Archambault’s brilliant foray into the world of commercial cinema was followed by Gabrielle (2013), a multi-award-winning production. Atouching and mesmerizing film, it introduces the talented Gabrielle Marion-Rivard, a young actress and singer with Williams syndrome. Premiering at the Locarno International Film Festival, it received the Prix du Public. It won similar prizes at both the Festival International du Film Francophone de Namur and the Festival du film canadien de Dieppe.
Louise Archambault and her two lead protagonists: Gabrielle Marion-Rivard and Alexandre Landry. (Photo Wikimedia Commons.)
Louise Archambault and her Prix Jutra in the Best Director category. (Photo David Champagne, courtesy of the Records Management and Archives Department.)

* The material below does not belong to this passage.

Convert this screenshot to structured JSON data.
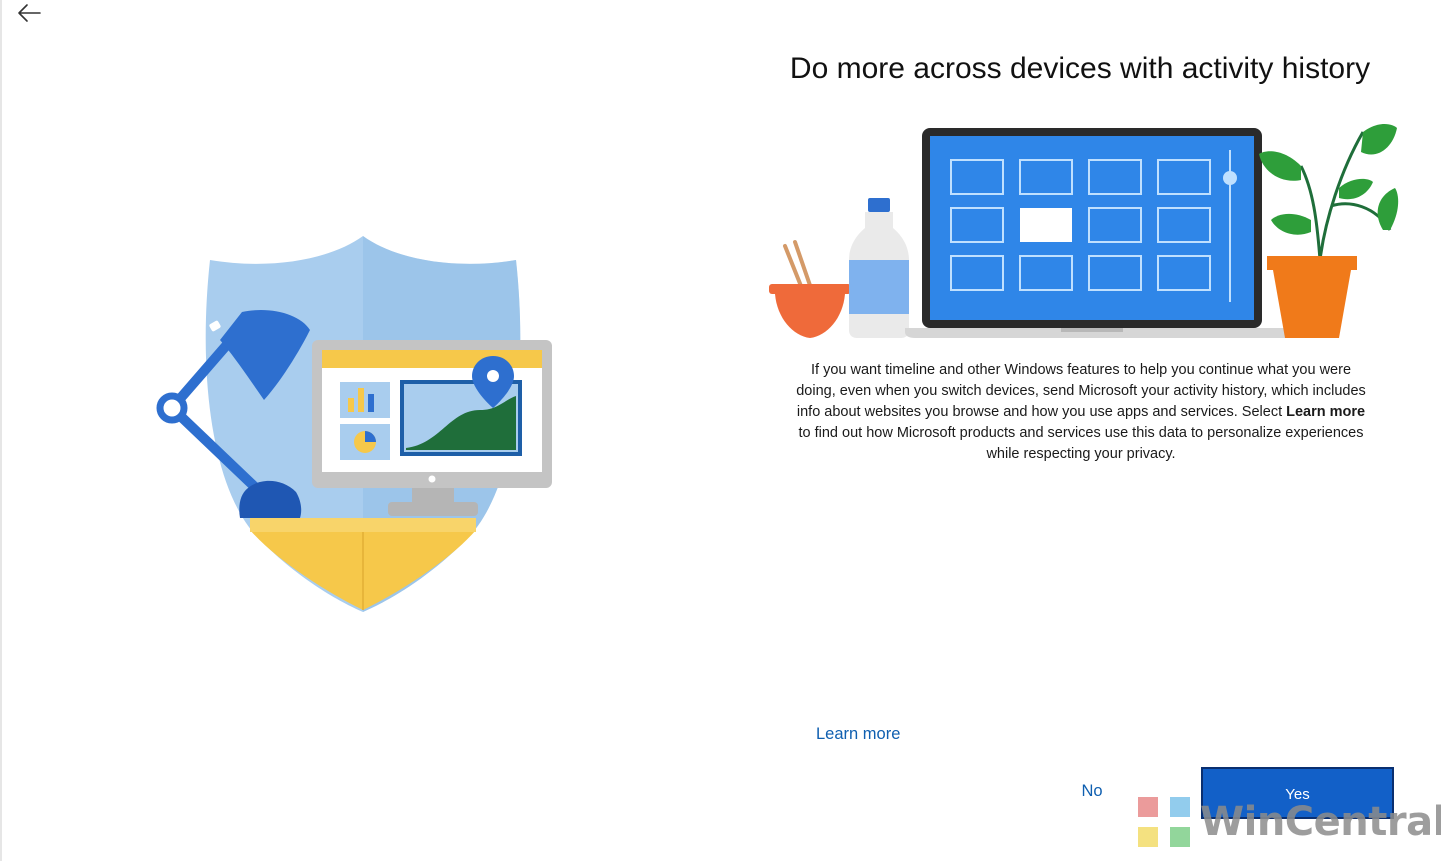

Narrowly missing a nomination as Best Foreign Language Film at the 86th Academy Awards, Gabrielle received multiple awards at home: Best Picture and Best Actress at the Canadian Screen Awards. It won in five categories at the 16th Soirée des prix Jutra. (Meilleure réalisation, Meilleur montage, Meilleur scénario, Meilleure actrice de soutien, Film s’étant le plus illustré à l'extérieur du Québec).
“When you see a success like Louise Archambault’s Gabrielle …, it really inspires everyone here — students, staff and professors — to maintain that tradition of excellence,” said Daniel Cross, chair of Concordia’s Mel Hoppenheim School of Cinema.
Archambault is now working on After the End, an adaptation of a British play set in a nuclear bunker.